In my practice, for 11 years and counting, I have routinely checked vitamin D levels, especially in patients with autoimmune diseases.
As we wear more and more sunscreen (which is appropriate) and larger hats and live farther from the equator, however, we are faced with increasing vitamin D deficiency. Where I live in the Midwest, about 90 percent of the patients we see in my practice are insufficient or severely deficient.
The elderly and African-Americans are especially vulnerable to vitamin D deficiency, so supplementation (preferably in natural form, vitamin D3, cholecalciferol) should quite likely be routine for those groups.

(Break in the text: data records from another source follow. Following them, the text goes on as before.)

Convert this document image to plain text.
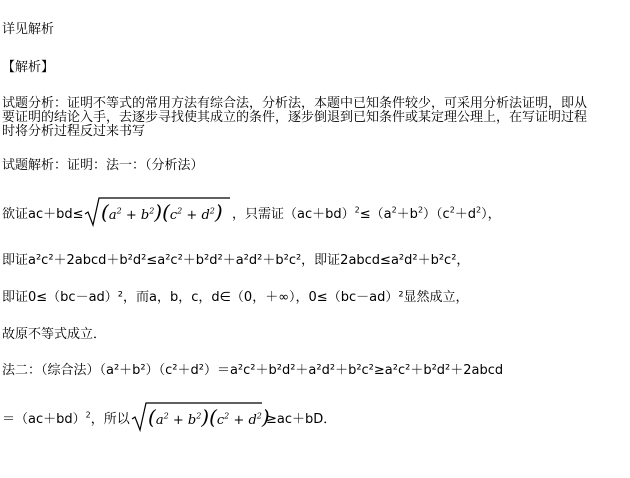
详见解析
【解析】
试题分析：证明不等式的常用方法有综合法，分析法，本题中已知条件较少，可采用分析法证明，即从
要证明的结论入手，去逐步寻找使其成立的条件，逐步倒退到已知条件或某定理公理上，在写证明过程
时将分析过程反过来书写
试题解析：证明：法一：（分析法）
欲证$ac+bd\le (a^2 + b^2)(c^2 + d^2)$ ，只需证$(ac+bd)^2\le(a^2+b^2)(c^2+d^2)$，
即证a²c²＋2abcd＋b²d²≤a²c²＋b²d²＋a²d²＋b²c²，即证2abcd≤a²d²＋b²c²，
即证0≤（bc－ad）²，而a，b，c，d∈（0，＋∞），0≤（bc－ad）²显然成立，
故原不等式成立．
法二：（综合法）（a²＋b²）（c²＋d²）＝a²c²＋b²d²＋a²d²＋b²c²≥a²c²＋b²d²＋2abcd
$=(ac+bd)^2$，所以 $(a^2 + b^2)(c^2 + d^2)$
≥ac＋bD．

Ok, so we’ve established that as with most vitamins, with vitamin D there are verified and emerging risks of deficiency.
There are also risks of toxicity with excessive amounts, particularly with fat soluble vitamins such as A, E – and D.
Fat soluble vitamins easily build up in the body, so I check labs yearly. If someone is extremely D deficient, I follow a peak at the end of the summer and a trough at the beginning of spring until I have the appropriate dosing schedule.
We have a lot to learn about vitamin D – as well as all vitamins. Until we have better data, be wary of excessive doses.
And for those of you who are curious: I take 2,000 iu of vitamin D a day. My levels have been steady now for years at around 47 ng/ml.
Is that the best level?
Hopefully we will have much better data available next year!